Circle detection is a critical issue in pattern recognition and image analysis. Conventional geometry-based methods such as tangent or symmetry are sensitive to noise or occlusion. Area computation is more robust against noise, because it avoids differential calculations. Inspired by this characteristic, we present a novel method for fast circle detection using inscribed triangles. The proposed algorithm, which is robust to noise and resistant to occlusion, first extracts circular arcs by approximating line segments and identifying inflection points and sharp corners. To speed up the computation, irrelevant segments are filtered out through the triangle inequality. Arcs that belong to the same circle are then combined according to the position constraint and the inscribed triangle constraint.

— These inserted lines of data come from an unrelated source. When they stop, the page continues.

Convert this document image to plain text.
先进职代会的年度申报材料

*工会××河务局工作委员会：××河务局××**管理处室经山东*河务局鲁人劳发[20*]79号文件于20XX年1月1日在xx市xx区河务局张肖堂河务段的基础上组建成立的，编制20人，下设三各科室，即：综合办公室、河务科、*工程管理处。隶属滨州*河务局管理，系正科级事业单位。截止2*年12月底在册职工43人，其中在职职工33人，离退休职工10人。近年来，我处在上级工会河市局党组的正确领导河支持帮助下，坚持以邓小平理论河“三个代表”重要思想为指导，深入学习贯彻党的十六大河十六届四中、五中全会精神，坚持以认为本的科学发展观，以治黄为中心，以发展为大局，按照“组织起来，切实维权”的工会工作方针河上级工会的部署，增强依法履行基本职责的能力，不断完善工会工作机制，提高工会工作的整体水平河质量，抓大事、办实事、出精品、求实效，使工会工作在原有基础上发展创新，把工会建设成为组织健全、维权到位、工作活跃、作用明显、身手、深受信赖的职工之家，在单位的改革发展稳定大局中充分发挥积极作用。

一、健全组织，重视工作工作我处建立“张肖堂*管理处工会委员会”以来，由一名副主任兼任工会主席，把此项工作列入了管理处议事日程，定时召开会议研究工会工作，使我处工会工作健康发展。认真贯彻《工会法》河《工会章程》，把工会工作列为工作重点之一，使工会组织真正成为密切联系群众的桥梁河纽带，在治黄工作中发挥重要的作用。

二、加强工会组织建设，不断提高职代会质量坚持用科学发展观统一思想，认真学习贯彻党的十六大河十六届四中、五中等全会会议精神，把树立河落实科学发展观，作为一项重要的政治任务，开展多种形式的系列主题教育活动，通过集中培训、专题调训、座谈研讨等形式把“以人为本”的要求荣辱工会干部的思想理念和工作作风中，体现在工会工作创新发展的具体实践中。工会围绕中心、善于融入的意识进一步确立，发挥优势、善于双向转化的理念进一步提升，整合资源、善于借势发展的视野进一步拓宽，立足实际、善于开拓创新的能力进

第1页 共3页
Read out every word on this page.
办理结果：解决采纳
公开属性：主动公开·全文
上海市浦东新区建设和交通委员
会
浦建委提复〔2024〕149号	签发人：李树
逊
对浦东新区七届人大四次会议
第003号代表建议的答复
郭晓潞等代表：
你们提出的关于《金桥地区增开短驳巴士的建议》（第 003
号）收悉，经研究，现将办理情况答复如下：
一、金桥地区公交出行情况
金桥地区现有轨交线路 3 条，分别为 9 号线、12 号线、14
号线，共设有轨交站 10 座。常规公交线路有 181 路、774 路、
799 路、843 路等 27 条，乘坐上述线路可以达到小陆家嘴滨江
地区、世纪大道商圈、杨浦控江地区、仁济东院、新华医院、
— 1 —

The circle parameters are further estimated by inscribed triangles based upon the Theil-Sen estimator and linear error refinement without the dependence of least-square fitting but still with the equivalent accuracy. Finally, candidate circles are verified to prune false positives through an inlier ratio rule, which jointly considers both distance and angle deviations. Extensive experiments are conducted on synthetic images including overlapping circles, and real images from four diverse datasets (three publicly available and one we built). Results are compared with those of representative state-of-the-art methods, and the proposed method is demonstrated to embraces several advantages: resistant to occlusion, more robust to noise, and better performance and efficiency.